Are Ansible/Puppet/Chef any good for managing the hardware you mentioned?
Ansible is used in networking, which many vendors having official modules:
There are even frameworks if you want to write things in 'raw' Python as well.
Yes. Well, OK, maybe not good but better than ad hoc.
Avoid managing the underlying os as much as possible. Use vanilla or prebuilt images to deploy these containers on, coreos, Amazon's new bottle rocket (maybe). Or use a service like fargate when possible. All configuration should be declarative to avoid errors.
If you need to build images tools like packer are great. AWS has a recommended "golden Ami pipeline" pattern and a new image builder service if you can't use community images.
I'm speaking imperatively but read these as my own directives. I work for a company that consults and actively helps fortune 500's migrate to the cloud. So some of what I'm saying is not possible or harder on prem and I recognize that.
If I had to, I still like Chef, puppet second favorite mostly because of familiarity. Ansiblee can be used with either of these. And tools like serverspec to validate your images. I don't really use any of this anymore though.
You always have a configuration management system.
Terraform has some limitations. For example, one deployment cannot deploy hosts and their containers . And there is no usable support for rolling deployments [2, 3]. So I've ended up with a 4-stage deployment: host-set1, containers on host-set1, host-set2, containers on host-set2.
I also use Terraform to deploy the servers to my laptop during development. Docker for Mac works well.
Someday, Kubernetes will get some usable documentation on how to do normal things . Then I will use it for deploying containers, load balancers, and persistent volumes. For now, it's too big of a complexity jump over plain Docker.
"Amazon/Google/Azure takes care of that" is not the answer, unless your comment is predicated on a world where compute can only be rented from big corps... and their methods of managing underlying infrastructure are sacred secrets for which we are to unworthy to comprehend.
For example, I deployed an app backend to DigitalOcean with a load balancer, 2x replicated API server, 2x replicated worker process, managed database, file storage, and static website. Terraform is tracking 114 resources for each deployment.
It seems that automatic removal is poorly supported by Ansible, Chef, Puppet, Salt, etc. One can explicitly add items to a "to_remove" list, but this is error-prone.
Terraform has many limitations and problems, but I have found no better tool.
(although that's of course not strictly "old stuff")
Rather than doing that I take a light touch approach with ansible that will suffice until we can dockerize (which would require the same work, but then it’s a dev project vs now when it’s just a devops thing)
Can you mount all your volumes read-only and run all of your stack? If you cannot, then you do not have immutable infrastructure.

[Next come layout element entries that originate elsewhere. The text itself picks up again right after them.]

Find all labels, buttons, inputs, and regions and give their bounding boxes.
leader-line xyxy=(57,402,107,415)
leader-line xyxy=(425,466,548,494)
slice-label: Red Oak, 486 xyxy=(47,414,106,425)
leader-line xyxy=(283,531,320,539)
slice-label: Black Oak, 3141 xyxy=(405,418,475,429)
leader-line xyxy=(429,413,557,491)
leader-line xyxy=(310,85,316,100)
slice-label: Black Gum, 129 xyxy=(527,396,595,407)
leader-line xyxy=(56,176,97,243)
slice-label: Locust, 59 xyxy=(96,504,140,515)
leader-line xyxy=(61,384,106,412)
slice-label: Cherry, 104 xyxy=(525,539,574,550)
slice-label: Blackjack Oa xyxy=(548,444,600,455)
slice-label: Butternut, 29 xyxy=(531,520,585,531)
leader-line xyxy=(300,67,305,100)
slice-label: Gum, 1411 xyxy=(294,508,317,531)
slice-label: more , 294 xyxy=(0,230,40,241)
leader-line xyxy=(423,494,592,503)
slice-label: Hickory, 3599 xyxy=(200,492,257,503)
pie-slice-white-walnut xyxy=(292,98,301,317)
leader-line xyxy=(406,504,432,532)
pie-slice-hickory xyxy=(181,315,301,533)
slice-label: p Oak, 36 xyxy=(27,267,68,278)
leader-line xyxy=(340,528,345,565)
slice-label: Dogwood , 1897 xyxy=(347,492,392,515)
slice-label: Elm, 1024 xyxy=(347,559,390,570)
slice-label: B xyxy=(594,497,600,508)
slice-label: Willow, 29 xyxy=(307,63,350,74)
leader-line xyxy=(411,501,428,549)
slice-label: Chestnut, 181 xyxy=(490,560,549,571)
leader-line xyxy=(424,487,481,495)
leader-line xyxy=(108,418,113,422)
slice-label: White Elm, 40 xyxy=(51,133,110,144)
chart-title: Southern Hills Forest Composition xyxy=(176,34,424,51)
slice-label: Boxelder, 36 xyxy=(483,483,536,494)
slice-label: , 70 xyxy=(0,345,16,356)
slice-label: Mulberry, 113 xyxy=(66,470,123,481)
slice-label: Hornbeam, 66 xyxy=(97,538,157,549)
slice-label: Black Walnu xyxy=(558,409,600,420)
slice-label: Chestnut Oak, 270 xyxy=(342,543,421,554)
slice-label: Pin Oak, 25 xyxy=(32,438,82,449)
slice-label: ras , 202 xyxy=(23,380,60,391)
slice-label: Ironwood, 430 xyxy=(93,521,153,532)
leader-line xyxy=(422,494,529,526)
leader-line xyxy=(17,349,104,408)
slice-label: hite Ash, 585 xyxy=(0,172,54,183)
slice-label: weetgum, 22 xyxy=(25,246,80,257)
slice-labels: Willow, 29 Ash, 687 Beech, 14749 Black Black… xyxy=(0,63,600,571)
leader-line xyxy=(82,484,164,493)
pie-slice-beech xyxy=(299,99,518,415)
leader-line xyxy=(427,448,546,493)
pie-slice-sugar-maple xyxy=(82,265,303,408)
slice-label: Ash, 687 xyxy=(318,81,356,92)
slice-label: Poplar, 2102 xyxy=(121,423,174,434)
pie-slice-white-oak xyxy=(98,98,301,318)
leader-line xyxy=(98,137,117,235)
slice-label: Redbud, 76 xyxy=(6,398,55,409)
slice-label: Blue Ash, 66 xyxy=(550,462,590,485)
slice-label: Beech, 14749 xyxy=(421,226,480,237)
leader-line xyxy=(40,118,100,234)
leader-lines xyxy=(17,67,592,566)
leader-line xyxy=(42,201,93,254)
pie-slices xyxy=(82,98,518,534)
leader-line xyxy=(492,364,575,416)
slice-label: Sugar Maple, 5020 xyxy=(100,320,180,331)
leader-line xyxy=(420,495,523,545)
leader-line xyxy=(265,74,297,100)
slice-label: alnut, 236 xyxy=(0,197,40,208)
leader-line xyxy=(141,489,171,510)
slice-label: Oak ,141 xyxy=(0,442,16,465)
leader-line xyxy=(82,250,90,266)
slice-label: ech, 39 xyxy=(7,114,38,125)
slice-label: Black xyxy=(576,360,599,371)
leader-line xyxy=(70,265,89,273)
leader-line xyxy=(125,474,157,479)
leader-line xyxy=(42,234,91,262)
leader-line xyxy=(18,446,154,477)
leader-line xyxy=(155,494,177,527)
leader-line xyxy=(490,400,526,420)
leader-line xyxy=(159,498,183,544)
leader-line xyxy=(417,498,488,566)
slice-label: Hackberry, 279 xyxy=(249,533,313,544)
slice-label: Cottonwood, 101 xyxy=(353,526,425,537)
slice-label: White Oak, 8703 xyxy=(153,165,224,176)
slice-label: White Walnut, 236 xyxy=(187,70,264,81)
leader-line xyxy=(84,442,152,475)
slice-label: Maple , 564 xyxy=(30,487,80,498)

You simply happen to agree that no one write anything useful, which with time will absolutely fail because someone, somewhere is going to start storing state on a stateless system giving you "a cow #378 called 'Betsy'"
1. You deploy a completely fresh instance/container, instead of in-place updates
2. You don't actively push changes on a running instance/container
Of course you might have stuff written to disk, such as logs, temp files, etc. But it should be non-essential data, and potentially pushed to a central place in near real-time.
There's no point in trying to manage a database or similar resources this way.